On passera sur la Toccata de Claire-Mélanie Sinnhuber (née en 1973), totalement inoffensive et anecdotique, pour saluer la performance d’Alexandre Tharaud dans Left, Alone (2015), dont il assurait en outre la création française. Contrairement à Benjamin, qui s’était fixé des contraintes proprio motu, Hans Abrahamsen (né en 1952) fait en quelque sorte de nécessité vertu en écrivant pour la seule main gauche: «Je suis né avec une déficience de la main droite [...] cela m’a aussi bien évidemment conduit à m’intéresser particulièrement à toutes les œuvres écrites pour la main gauche, par Ravel et par d’autres». Le pianiste français s’est totalement approprié la partition (qu’il a enregistrée pour Erato), dont les raffinements timbriques (tintinnabulement des percussions, solo de cor...) rappelle la musique française. D’où vient, dès lors, que l’œuvre n’ait pas totalement convaincu sur la durée ? Trop segmentée, elle ne donne pas à percevoir de véritable ligne(s) directrice(s), cependant que la dimension lyrique (sous-exploitée) du jeu d’Alexandre Tharaud se dissipe en une dispensable parenthèse bruitiste (pincements des cordes à même la table d’harmonie – geste éculé dont on ne ressent pas ici la réelle nécessité).

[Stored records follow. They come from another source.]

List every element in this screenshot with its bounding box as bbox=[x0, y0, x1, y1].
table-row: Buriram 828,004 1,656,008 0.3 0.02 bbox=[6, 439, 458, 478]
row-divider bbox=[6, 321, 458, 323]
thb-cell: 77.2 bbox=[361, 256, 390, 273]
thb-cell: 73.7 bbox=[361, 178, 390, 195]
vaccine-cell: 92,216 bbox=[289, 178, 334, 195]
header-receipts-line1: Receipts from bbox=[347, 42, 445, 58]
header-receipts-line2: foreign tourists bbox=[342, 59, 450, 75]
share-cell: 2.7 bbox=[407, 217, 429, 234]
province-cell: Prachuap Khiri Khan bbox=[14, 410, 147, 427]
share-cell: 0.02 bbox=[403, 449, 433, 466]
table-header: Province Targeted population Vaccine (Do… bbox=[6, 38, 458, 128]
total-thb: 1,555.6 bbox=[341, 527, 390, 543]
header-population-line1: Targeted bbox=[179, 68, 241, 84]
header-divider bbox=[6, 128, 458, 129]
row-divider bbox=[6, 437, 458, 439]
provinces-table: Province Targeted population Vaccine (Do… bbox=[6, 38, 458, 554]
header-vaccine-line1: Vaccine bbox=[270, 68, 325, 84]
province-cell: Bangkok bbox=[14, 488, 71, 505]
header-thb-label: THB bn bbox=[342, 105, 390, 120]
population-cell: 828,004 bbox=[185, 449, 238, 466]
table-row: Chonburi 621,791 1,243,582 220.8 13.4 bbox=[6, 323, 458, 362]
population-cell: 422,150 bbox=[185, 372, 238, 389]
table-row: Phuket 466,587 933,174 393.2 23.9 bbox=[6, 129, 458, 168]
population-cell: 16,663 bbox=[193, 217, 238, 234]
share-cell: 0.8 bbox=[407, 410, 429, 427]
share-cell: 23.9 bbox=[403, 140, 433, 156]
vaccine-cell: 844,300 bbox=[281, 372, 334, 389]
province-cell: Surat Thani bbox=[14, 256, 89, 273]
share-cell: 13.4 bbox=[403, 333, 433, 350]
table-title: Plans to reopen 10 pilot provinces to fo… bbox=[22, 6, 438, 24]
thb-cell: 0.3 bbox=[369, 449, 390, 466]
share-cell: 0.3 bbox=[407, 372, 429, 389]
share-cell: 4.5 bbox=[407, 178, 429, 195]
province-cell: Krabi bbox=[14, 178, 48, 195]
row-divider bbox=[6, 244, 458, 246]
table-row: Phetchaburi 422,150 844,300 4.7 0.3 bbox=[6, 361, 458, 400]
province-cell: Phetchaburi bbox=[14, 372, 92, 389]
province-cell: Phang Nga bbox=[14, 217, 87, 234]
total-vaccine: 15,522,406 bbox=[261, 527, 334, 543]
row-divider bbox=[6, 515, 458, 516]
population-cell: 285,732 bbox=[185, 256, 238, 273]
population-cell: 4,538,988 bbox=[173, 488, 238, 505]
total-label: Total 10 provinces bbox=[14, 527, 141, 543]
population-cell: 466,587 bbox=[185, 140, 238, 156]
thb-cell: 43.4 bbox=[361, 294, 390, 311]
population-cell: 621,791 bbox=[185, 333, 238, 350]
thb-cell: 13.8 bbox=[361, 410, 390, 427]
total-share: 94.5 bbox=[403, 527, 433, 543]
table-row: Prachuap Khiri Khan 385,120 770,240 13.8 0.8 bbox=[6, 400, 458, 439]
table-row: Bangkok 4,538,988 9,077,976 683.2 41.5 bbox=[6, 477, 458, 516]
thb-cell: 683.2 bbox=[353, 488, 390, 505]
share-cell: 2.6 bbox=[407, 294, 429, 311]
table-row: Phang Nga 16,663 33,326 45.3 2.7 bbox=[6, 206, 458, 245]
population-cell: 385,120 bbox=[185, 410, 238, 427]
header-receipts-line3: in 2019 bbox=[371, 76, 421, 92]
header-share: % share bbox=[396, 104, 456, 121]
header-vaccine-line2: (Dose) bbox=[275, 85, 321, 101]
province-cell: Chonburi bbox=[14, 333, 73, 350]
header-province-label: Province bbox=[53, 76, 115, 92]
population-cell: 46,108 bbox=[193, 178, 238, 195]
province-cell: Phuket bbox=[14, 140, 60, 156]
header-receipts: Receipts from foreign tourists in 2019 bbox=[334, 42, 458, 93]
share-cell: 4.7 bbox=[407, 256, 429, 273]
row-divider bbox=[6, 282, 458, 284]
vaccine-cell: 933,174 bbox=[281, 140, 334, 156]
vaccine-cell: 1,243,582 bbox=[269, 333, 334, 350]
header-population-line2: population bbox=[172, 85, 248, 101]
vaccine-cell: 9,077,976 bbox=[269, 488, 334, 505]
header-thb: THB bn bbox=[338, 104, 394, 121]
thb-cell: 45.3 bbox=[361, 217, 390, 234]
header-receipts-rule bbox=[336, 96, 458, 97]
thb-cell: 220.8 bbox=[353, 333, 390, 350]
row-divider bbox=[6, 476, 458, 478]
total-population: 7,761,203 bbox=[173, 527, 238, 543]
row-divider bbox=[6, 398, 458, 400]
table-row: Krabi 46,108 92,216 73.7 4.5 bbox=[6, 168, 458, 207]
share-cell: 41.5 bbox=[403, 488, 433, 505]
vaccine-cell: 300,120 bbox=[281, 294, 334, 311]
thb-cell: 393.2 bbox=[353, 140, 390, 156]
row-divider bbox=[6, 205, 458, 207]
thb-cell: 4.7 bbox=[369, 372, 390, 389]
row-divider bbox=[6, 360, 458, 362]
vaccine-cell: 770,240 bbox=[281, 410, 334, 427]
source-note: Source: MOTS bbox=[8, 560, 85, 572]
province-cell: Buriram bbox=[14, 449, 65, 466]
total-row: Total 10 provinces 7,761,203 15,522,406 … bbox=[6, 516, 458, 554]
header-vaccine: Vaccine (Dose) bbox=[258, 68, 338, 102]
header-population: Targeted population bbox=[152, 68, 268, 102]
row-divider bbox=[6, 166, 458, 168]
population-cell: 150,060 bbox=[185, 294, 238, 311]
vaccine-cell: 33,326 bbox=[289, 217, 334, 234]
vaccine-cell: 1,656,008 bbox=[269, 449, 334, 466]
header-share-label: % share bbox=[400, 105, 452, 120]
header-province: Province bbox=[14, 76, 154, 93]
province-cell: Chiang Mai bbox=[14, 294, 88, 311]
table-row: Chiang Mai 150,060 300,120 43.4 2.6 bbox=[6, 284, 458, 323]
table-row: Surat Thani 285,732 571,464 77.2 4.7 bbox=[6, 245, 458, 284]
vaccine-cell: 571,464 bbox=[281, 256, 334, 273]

On regagne les hauteurs avec ce que nous considérons comme le chef-d’œuvre orchestral de George Benjamin, Palimpsests, créé dans sa version définitive par Pierre Boulez et l’Orchestre symphonique de Londres en 2002. Très ciselée, la direction du compositeur rend audible cette stratification des différentes couches qui n’ont de cesse de s’entrechoquer: ainsi de ces phrases passionnées aux cordes aussitôt chahutées par le tumulte des percussions avant que n’émergent, telles de gigantesques colonnes venues du fond des âges, d’amples et âpres sonorités de cathédrale aux cuivres. Mais voici que l’encre du palimpseste coule (glissandos des trombones, atomisation du discours); et l’œuvre de s’achever abruptement dans l’équilibre précaire des différentes lignes de force. Le compositeur, qui a laissé de Palimpsests un enregistrement princeps à la tête de l’Orchestre de la Radio bavaroise (Neos), a tiré le meilleur des musiciens, très applaudis par le public.